I'm wanting to have a button on a web page where if I click on that button it changes colour. Basically I have 3 images of leds being on, a green a yellow and a red. Depending on the state the normal running state would be green and if there was a problem I could make it yellow and if it was off make it red.
Rather than having 3 different buttons, I want to have 1 that can change when clicked and just cycle through the 3 colours. I don't know if this is possible, but someone suggested I try jQuery, which I'm still learning about and hopefully someone can help me with this.
Here are the buttons below I'm wanting to work with.
charlie is right. use a css sprite to render your button background image. a 'sprite" is basically one image that contains lots of smaller images. jquery ui makes extensive use of sprite images. click here to see an example of a sprite image. once you get the sprite image created, you would then use css positioning to show the part of the image you want to use. it's pretty simple.
are you using checkbox inputs in "operational", "offline", and "degraded"? just curious.

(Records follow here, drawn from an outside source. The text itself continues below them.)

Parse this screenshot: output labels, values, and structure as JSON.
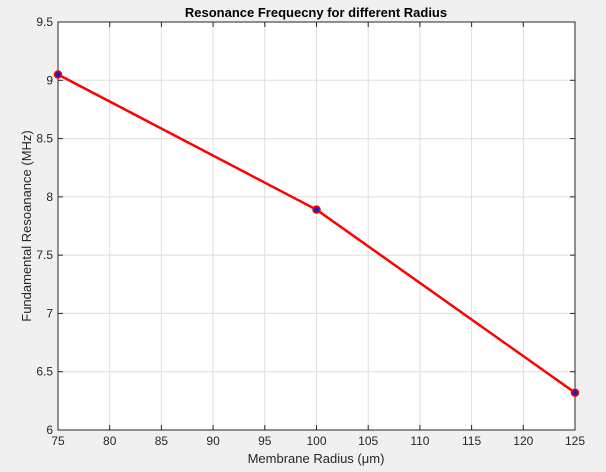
{
  "chart_data": {
    "type": "line",
    "title": "Resonance Frequecny for different Radius",
    "xlabel": "Membrane Radius (μm)",
    "ylabel": "Fundamental Resoanance (MHz)",
    "xlim": [
      75,
      125
    ],
    "ylim": [
      6,
      9.5
    ],
    "xticks": [
      75,
      80,
      85,
      90,
      95,
      100,
      105,
      110,
      115,
      120,
      125
    ],
    "yticks": [
      6,
      6.5,
      7,
      7.5,
      8,
      8.5,
      9,
      9.5
    ],
    "xtick_labels": [
      "75",
      "80",
      "85",
      "90",
      "95",
      "100",
      "105",
      "110",
      "115",
      "120",
      "125"
    ],
    "ytick_labels": [
      "6",
      "6.5",
      "7",
      "7.5",
      "8",
      "8.5",
      "9",
      "9.5"
    ],
    "grid": true,
    "x": [
      75,
      100,
      125
    ],
    "series": [
      {
        "values": [
          9.05,
          7.89,
          6.32
        ],
        "line_color": "#ff0000",
        "marker_color": "#1f1fbf",
        "marker_edge_color": "#ff0000"
      }
    ]
  }
}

Yes I was using checkbox inputs in "operational", "offline", and "degraded". The way our current document is set up is basically the same where we have to tick the appropriate boxes. Someone suggested to me that it would look better with a single light, that's why I wanted to see if there was a way to do it.

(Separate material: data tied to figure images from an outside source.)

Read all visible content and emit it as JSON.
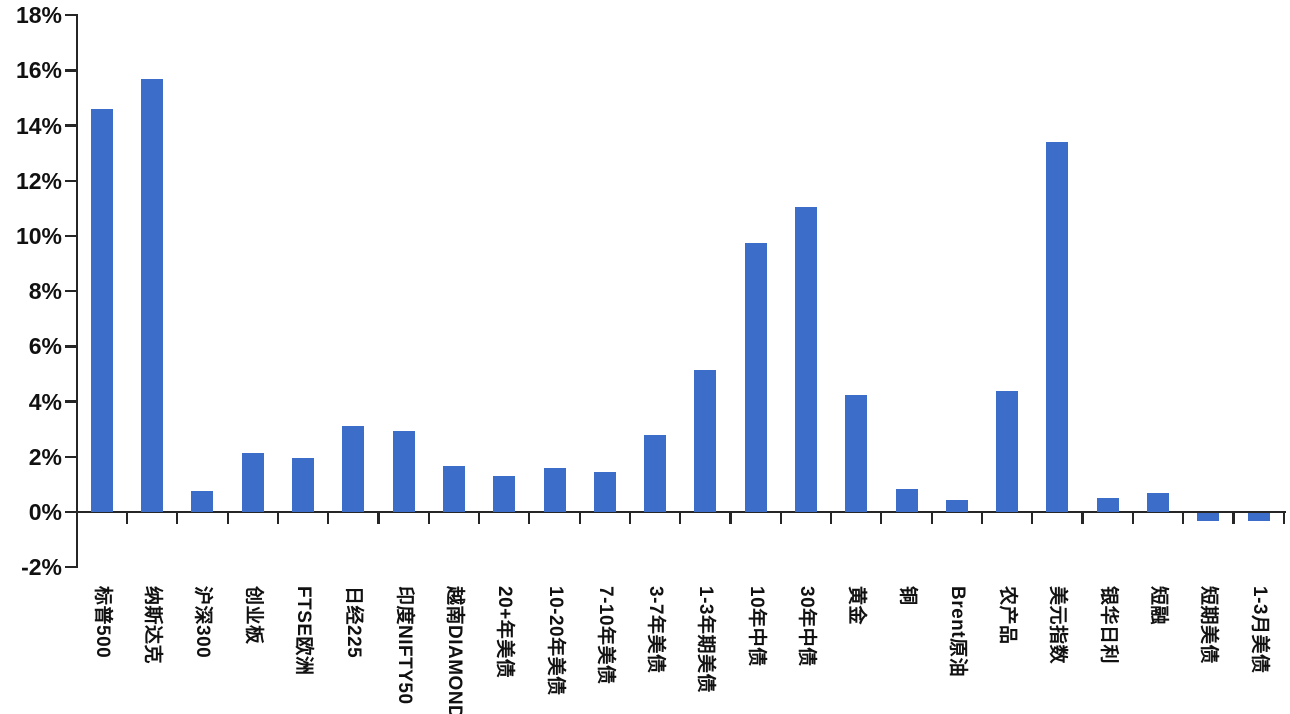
{
  "chart_data": {
    "type": "bar",
    "title": "",
    "xlabel": "",
    "ylabel": "",
    "categories": [
      "标普500",
      "纳斯达克",
      "沪深300",
      "创业板",
      "FTSE欧洲",
      "日经225",
      "印度NIFTY50",
      "越南DIAMOND",
      "20+年美债",
      "10-20年美债",
      "7-10年美债",
      "3-7年美债",
      "1-3年期美债",
      "10年中债",
      "30年中债",
      "黄金",
      "铜",
      "Brent原油",
      "农产品",
      "美元指数",
      "银华日利",
      "短融",
      "短期美债",
      "1-3月美债"
    ],
    "values": [
      14.6,
      15.7,
      0.75,
      2.15,
      1.95,
      3.1,
      2.95,
      1.65,
      1.3,
      1.6,
      1.45,
      2.8,
      5.15,
      9.75,
      11.05,
      4.25,
      0.85,
      0.45,
      4.4,
      13.4,
      0.5,
      0.7,
      -0.3,
      -0.3
    ],
    "yticks": [
      {
        "label": "18%",
        "value": 18
      },
      {
        "label": "16%",
        "value": 16
      },
      {
        "label": "14%",
        "value": 14
      },
      {
        "label": "12%",
        "value": 12
      },
      {
        "label": "10%",
        "value": 10
      },
      {
        "label": "8%",
        "value": 8
      },
      {
        "label": "6%",
        "value": 6
      },
      {
        "label": "4%",
        "value": 4
      },
      {
        "label": "2%",
        "value": 2
      },
      {
        "label": "0%",
        "value": 0
      },
      {
        "label": "-2%",
        "value": -2
      }
    ],
    "ylim": [
      -2,
      18
    ],
    "grid": false,
    "legend": false,
    "bar_color": "#3C6EC9",
    "axis_color": "#262626",
    "text_color": "#111111"
  }
}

I am trying to set up an online shift handover log, because there are a number of different sections I will have to have tabs for the different ones, but would like to be able to have a dashboard type thing where information put in on each section will show up on the main page or dashboard. I'm not sure how to make that work as I've only been working on this for about a week. I don't know if there is a way a dashboard can automatically pick up that a field has been entered in to and can replicate that or if you have to maybe submit the fields in to another page? Ideally it would be good to have a database type thing that could be searched on for words, but if I can't do that, being able to maybe save the pages as a pdf file and also being able to submit it as an email. I guess I'll just have to see how I go at one thing at a time.
Thanks Jake, that works great, I'm sure I can use that, I think I'll look at seeing if I can get it to work on clicking on the same button and cycling through the colours too. If you noticed I had Shifts on the page and maybe I could add 2 more images of the sun and the moon that show up when clicking on shift.
What was the submit button for?
When creating a sprite image, is it just a matter of keeping the images close together and is there a preferred image format? Can I also add other images but different sizes such as a sun and moon icon.?
How do you work out where the image is too?
Here is an image I put together, is this ok to use as a sprite image on my page?
The submit button was there for my stand-alone testing. there are a few lines for parsing the url params as well.
the more images (of the same size) in a sprite the merrier it is! Mixing sizes requires more exacting CSS.
I like my sprites to be long or wide, not multiple rows. It makes for less numbers in the CSS. keeping the images close in the sprite is not necessary because all image formats are compressed. Your sprite image is perfectly good!
If you look at the CSS I use classes to switch the position in the sprite
So I guess then that maybe positioning the images say every 50px or 100px would make life a lot easier.
What size image would be considered too big, because I'm thinking if I can work out how to click on a button or link that can cycle through images to display and work out how to display an image anywhere that can do what I want, then I could probably make a sprite image with all the images on the page.
Positioning the images in the sprite is your choice. Certainly nice round numbers are better than odd numbers, and the extra space between images give you a little leeway if you can’t count pixels. I can’t count pixels every time!
Sprites are usually for background images. The more you cram into the sprite the less http requests are made to the server, and the less images you might want to pre-load.
Many jQuery programmers write pages that first work without any scripting. Then use jQuery to enhance. That’s why I wrote the page with radio buttons in the HTML, and let the jQuery change it into a span with all the css needed to make the page pop.
It all gets a bit more difficult when you bring in your back-end choices. But, that’s another story!